Padahal umat Islam wajib mengembangkan semangat ukhuwah (persaudaraan) baik persaudaraan dalam konteks keagamaan, kebangsaan dan kemanusiaan. Untuk menghadapi tahun politik ini, umat Islam juga perlu mengembangkan pendekatan akhlakul karimah.

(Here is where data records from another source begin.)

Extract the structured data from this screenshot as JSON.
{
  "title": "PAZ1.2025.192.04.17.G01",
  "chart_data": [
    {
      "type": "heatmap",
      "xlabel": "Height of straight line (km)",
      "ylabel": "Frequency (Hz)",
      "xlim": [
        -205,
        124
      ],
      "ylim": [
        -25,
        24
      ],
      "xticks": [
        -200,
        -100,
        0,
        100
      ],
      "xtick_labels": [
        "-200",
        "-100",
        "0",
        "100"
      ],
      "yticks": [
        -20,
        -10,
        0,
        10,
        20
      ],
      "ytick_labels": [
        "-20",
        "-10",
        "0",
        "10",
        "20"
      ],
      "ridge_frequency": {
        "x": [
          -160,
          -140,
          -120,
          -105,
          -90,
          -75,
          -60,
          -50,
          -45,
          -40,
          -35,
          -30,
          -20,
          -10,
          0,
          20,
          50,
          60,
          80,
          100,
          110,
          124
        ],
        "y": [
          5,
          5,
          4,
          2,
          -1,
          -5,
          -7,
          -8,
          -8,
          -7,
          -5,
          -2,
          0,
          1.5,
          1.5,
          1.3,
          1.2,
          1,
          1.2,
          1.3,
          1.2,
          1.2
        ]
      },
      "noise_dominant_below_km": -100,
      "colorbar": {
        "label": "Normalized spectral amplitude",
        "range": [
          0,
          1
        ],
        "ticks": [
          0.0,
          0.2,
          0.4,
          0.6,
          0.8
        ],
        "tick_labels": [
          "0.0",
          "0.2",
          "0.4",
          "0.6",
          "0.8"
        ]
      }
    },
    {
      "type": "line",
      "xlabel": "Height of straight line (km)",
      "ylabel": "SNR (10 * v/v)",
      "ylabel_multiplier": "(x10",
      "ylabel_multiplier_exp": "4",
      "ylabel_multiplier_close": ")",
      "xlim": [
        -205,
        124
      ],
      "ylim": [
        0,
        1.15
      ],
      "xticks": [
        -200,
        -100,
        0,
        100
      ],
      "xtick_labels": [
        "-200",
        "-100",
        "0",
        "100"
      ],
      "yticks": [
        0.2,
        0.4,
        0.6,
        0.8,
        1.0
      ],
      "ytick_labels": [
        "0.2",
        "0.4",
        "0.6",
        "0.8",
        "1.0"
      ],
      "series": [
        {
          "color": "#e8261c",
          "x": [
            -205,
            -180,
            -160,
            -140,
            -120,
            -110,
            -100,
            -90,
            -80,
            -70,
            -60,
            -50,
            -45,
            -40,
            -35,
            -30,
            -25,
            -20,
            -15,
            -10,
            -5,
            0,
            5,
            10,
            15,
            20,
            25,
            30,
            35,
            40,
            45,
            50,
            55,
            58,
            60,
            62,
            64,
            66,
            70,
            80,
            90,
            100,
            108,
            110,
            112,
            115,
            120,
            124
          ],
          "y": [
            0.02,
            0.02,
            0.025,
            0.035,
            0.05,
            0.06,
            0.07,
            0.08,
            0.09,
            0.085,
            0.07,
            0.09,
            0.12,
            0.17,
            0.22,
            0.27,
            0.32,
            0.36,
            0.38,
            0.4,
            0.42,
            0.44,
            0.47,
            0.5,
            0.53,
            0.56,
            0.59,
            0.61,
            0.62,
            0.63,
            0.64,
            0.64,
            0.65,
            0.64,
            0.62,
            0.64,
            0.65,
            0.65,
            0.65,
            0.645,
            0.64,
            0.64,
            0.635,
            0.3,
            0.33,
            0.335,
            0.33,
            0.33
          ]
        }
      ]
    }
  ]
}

Hal ini sesuai dengan spirit Nabi bahwa beliau diutus tidak lain untuk menyempurnakan akhlak yang mulia. 

Pendekatan semangat ukhuwah dan akhlak sangat penting karena kebangkita Islam di dunia internasional diharapkan muncul dari bumi Indonesia, bukan negara lain. mengapa? karena kondisi dan kehidupan umat Islam Indonesia sangat rukun, damai, tenteram, moderat.  Berbeda dengan kondisi umat di negara lain, yang dalam kondisi konflik sosial, peperangan, dan lainnya sehingga mereka tidak bisa diharapkan bisa menjadi mercusuar peradaban dunia

Oleh sebab itu, tugas umat Islam di Indonesia harus meneladani perilaku Rasul untuk memperkuat negara bangsa (nation state), bukan malah menghancurkannya. penguatan negara bangsa di antaranya bisa dilakukan dengan memperkuat etos kerja, etos belajar umat sehingga bisa berdampak terhadap kesejahteraan umat. 

Hanya saja pengembangan Etos Islam sekarang ini menghadapi kendala strutkural, diantaranya masih belum berpihaknya sektor kelembagaan keuangan syariah terhadap sektor informal umat, dalam melakukan pembiayaan dan pemberdayaan ekonomi umat. pelaku bisnis sektor mikro dan sektor informal, masih dianggap belum cukup bankable, sehingga belum bisa memperoleh bantuan pembiayaan ekonomi. Akibatnya etos umat tidak tumbuh berkembang. 

Inilah tantangan besar kedepan yang harus dituntaskan dalam mendorong peningkatan Etos Umat, sehingga mampu mendorong akselerasi peran umat dalam pertumbuhan ekonomi dan kesejahteraan sekaligus peran umat dalam meningkatkan semangat ukhuwah, pendekatan akhlakul karimah untuk memperkuat integrasi bangsa dalam menghadapi tahun politik.